Così gli ascoltatori sono immersi in uno spazio fisicamente risonante (e tal scopo
accordabile come uno strumento musicale mettendo o togliendo appositi moduli della
chiglia) e percepiscono continuamente il complesso gioco delle fluttuazioni periodiche di
intensità sonora (battimenti) che si formano con l’emissione spazialmente distinta di due
suoni di frequenza simile.
Dunque l’invito ad “Ascoltare lo spazio” ha qui un senso fisico: la percezione funziona per
sineddoche. Almeno secondo l’efficace semplificazione di Renzo Piano che illustra così il
modo in cui la sua Arca, o chiglia di risonanza perennemente in cantiere, interpreti la figura
originaria dell’arcipelago:
Quando ci si trova su un’isola interna ad un arcipelago, comunque si volga lo sguardo non
è possibile abbracciare il sistema nella sua interezza, istantaneamente (…). È però possibile
sentire la presenza di ciò che sta alle nostre spalle. Sull’isola , ad esempio, il vento che
soffia dalla parte opposta rispetto a quella verso cui stiamo guardando, increspa lo specchio
d’acqua che ci sta di fronte. Vediamo sempre e solo una parte del tutto, ma possiamo
percepire il tutto cogliendo coi nostri sensi gli effetti delle cose a noi invisibili (in
M.CACCIARI a cura di, Verso Prometeo, Ricordi, Milano 1984, p.58).

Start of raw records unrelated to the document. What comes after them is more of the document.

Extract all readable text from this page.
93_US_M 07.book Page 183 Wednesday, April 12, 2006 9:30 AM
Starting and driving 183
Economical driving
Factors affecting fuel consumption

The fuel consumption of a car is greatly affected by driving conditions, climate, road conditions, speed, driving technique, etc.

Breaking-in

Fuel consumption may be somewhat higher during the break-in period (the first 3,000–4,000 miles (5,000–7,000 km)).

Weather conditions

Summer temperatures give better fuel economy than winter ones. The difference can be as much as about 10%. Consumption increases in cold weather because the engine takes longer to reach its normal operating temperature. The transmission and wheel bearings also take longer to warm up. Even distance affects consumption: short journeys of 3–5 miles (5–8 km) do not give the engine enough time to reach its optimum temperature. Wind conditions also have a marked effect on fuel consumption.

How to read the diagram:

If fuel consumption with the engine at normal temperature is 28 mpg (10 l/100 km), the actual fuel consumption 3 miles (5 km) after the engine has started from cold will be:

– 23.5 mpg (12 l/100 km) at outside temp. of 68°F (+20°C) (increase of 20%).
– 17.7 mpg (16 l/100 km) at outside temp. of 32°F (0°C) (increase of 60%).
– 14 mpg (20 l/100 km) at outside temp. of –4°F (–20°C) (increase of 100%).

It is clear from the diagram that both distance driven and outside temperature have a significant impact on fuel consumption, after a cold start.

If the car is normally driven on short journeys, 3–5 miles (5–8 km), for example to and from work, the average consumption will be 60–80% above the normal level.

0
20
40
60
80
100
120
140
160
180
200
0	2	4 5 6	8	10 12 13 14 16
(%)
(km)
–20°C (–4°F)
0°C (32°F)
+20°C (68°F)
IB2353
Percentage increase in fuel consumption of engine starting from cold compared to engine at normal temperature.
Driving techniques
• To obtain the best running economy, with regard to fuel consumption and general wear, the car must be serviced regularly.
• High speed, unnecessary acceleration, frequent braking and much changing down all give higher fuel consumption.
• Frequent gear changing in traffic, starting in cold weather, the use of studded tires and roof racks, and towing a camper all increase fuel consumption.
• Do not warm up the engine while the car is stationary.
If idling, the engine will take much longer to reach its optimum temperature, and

Non riguarda lo scopo di questa memoria constatare se la partitura di Nono sia o
meno riuscita a toccare la sua ardita scommessa di rivelare nell’esperienza estetica tutta la
partita del materiale composto. Le mie considerazioni – catalizzate principalmente dal
problema della rappresentazione per la composizione architettonica e della rappresentatività
stessa dell’architettura - si devono fermare allo stadio della partita, prima del vero e proprio
piano linguistico; si limitano a sottolineare l’uso di una particolare meta-scrittura
compositiva. Da questo punto di vista non mi riesce di dire molto più, se non alludere,
credo con la stessa speranza, a quanto il compositore veneziano vide scritto su un muro
spagnolo: “Caminantes no hay caminos, hay que caminar”.